In the US, his work is in the Art Museum of the Americas (AMA), the World Bank Art Collection, the Inter-American Development Bank (IDB) Art Collection in Washington, D.C.; The Clay Studio, Philadelphia, PA; The Northern Arizona University Art Museum, Flagstaff, AZ and the Museum of Fine Arts Houston (MFAH), TX. Also, in the Fundación Eugenio Mendoza, Caracas, Venezuela; the Museo Paraguayo de Arte Contemporáneo, Asunción, Paraguay; the Museo Municipal de Arte Moderno, Cuenca, Ecuador and the Royal Museums of History and Art, Brussels, Belgium. In Peru, his work is in the Museo de Arte Contemporáneo (MAC), Arequipa; the Museo de Arte de Lima (MALI) and the Museo de Arte de la Universidad Nacional Mayor de San Marcos, Lima.

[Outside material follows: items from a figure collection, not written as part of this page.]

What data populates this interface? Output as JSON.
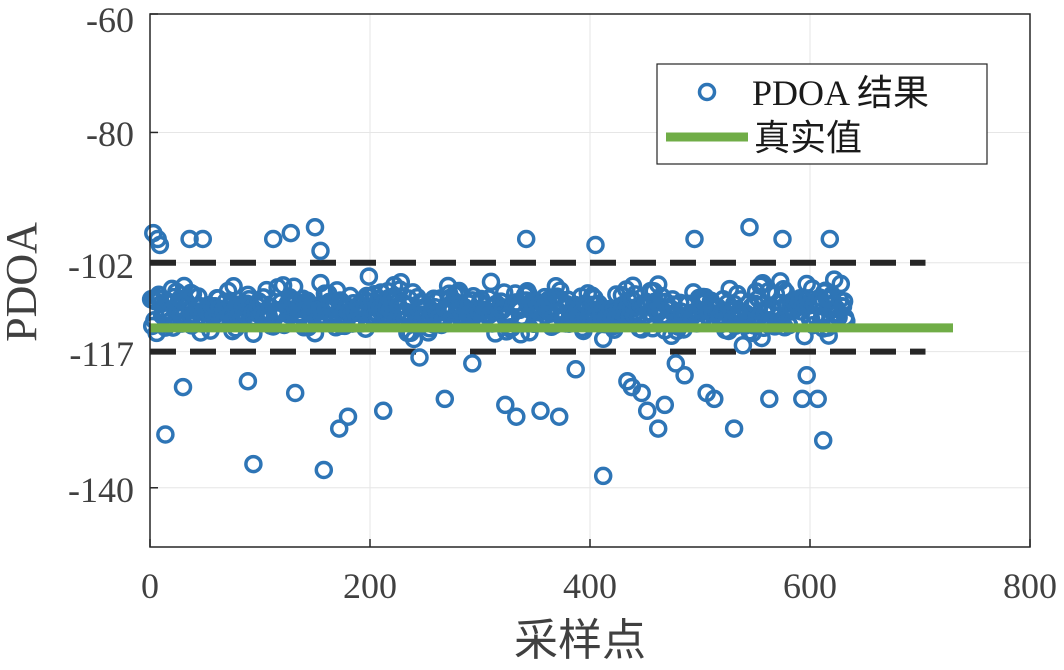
{
  "chart_data": {
    "type": "scatter",
    "xlabel": "采样点",
    "ylabel": "PDOA",
    "xlim": [
      0,
      800
    ],
    "ylim": [
      -150,
      -60
    ],
    "x_ticks": [
      "0",
      "200",
      "400",
      "600",
      "800"
    ],
    "y_ticks": [
      "-60",
      "-80",
      "-102",
      "-117",
      "-140"
    ],
    "y_tick_values": [
      -60,
      -80,
      -102,
      -117,
      -140
    ],
    "grid": true,
    "legend": {
      "position": "top-right",
      "entries": [
        "PDOA 结果",
        "真实值"
      ]
    },
    "series": [
      {
        "name": "PDOA 结果",
        "kind": "scatter",
        "color": "#2e75b6",
        "count": 633,
        "mean": -110,
        "noise_sd": 3.6,
        "outliers": [
          [
            3,
            -97
          ],
          [
            7,
            -98
          ],
          [
            9,
            -99
          ],
          [
            14,
            -131
          ],
          [
            30,
            -123
          ],
          [
            36,
            -98
          ],
          [
            48,
            -98
          ],
          [
            89,
            -122
          ],
          [
            94,
            -136
          ],
          [
            112,
            -98
          ],
          [
            128,
            -97
          ],
          [
            132,
            -124
          ],
          [
            150,
            -96
          ],
          [
            155,
            -100
          ],
          [
            158,
            -137
          ],
          [
            172,
            -130
          ],
          [
            180,
            -128
          ],
          [
            212,
            -127
          ],
          [
            245,
            -118
          ],
          [
            268,
            -125
          ],
          [
            293,
            -119
          ],
          [
            323,
            -126
          ],
          [
            333,
            -128
          ],
          [
            342,
            -98
          ],
          [
            355,
            -127
          ],
          [
            372,
            -128
          ],
          [
            387,
            -120
          ],
          [
            405,
            -99
          ],
          [
            412,
            -138
          ],
          [
            434,
            -122
          ],
          [
            438,
            -123
          ],
          [
            447,
            -124
          ],
          [
            452,
            -127
          ],
          [
            462,
            -130
          ],
          [
            468,
            -126
          ],
          [
            478,
            -119
          ],
          [
            486,
            -121
          ],
          [
            495,
            -98
          ],
          [
            506,
            -124
          ],
          [
            513,
            -125
          ],
          [
            531,
            -130
          ],
          [
            545,
            -96
          ],
          [
            563,
            -125
          ],
          [
            575,
            -98
          ],
          [
            593,
            -125
          ],
          [
            597,
            -121
          ],
          [
            607,
            -125
          ],
          [
            612,
            -132
          ],
          [
            618,
            -98
          ]
        ]
      },
      {
        "name": "真实值",
        "kind": "line",
        "color": "#70ad47",
        "y": -113,
        "x": [
          0,
          730
        ]
      },
      {
        "kind": "dashed",
        "color": "#262626",
        "y": -102,
        "x": [
          0,
          705
        ]
      },
      {
        "kind": "dashed",
        "color": "#262626",
        "y": -117,
        "x": [
          0,
          705
        ]
      }
    ]
  }
}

His art has fed upon very early interests developed in life such as biological science, archaeology and geology. In the mid-eighties his interest in installation art expanded his vision as a ceramic artist. Later on, his habit of collecting diverse objects, ranging from pre-hispanic clay vessels and sculptural figures to living cacti, and arranging and displaying them in his own living space, has influenced the spatial solution of later projects. Recent installations have opened up to a wide range of cultural allusions, through the use of origami, glass and new media such as video. A renewed quest for answers to issues of identity and history has galvanized his artistic process.

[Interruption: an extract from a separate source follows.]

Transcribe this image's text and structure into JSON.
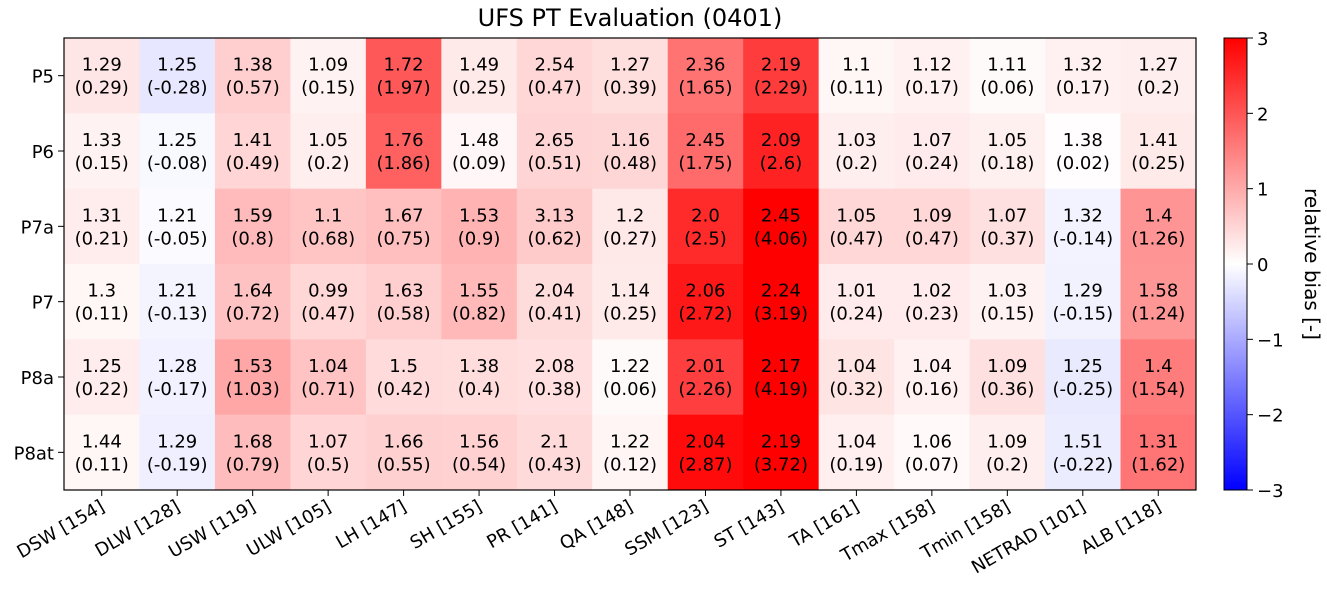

Since 1978 he has run a pottery studio in Lima, where, aside from his artwork, Runcie Tanaka creates functional pieces made from stoneware clays and local materials that are fired in gas kilns reaching temperatures of 1,300ºC (2,375ºF). For more than two decades Runcie Tanaka has also been invited to teach at prestigious American and Japanese universities as a guest professor and a visiting artist. Member of the International Academy of Ceramics (IAC – AIC).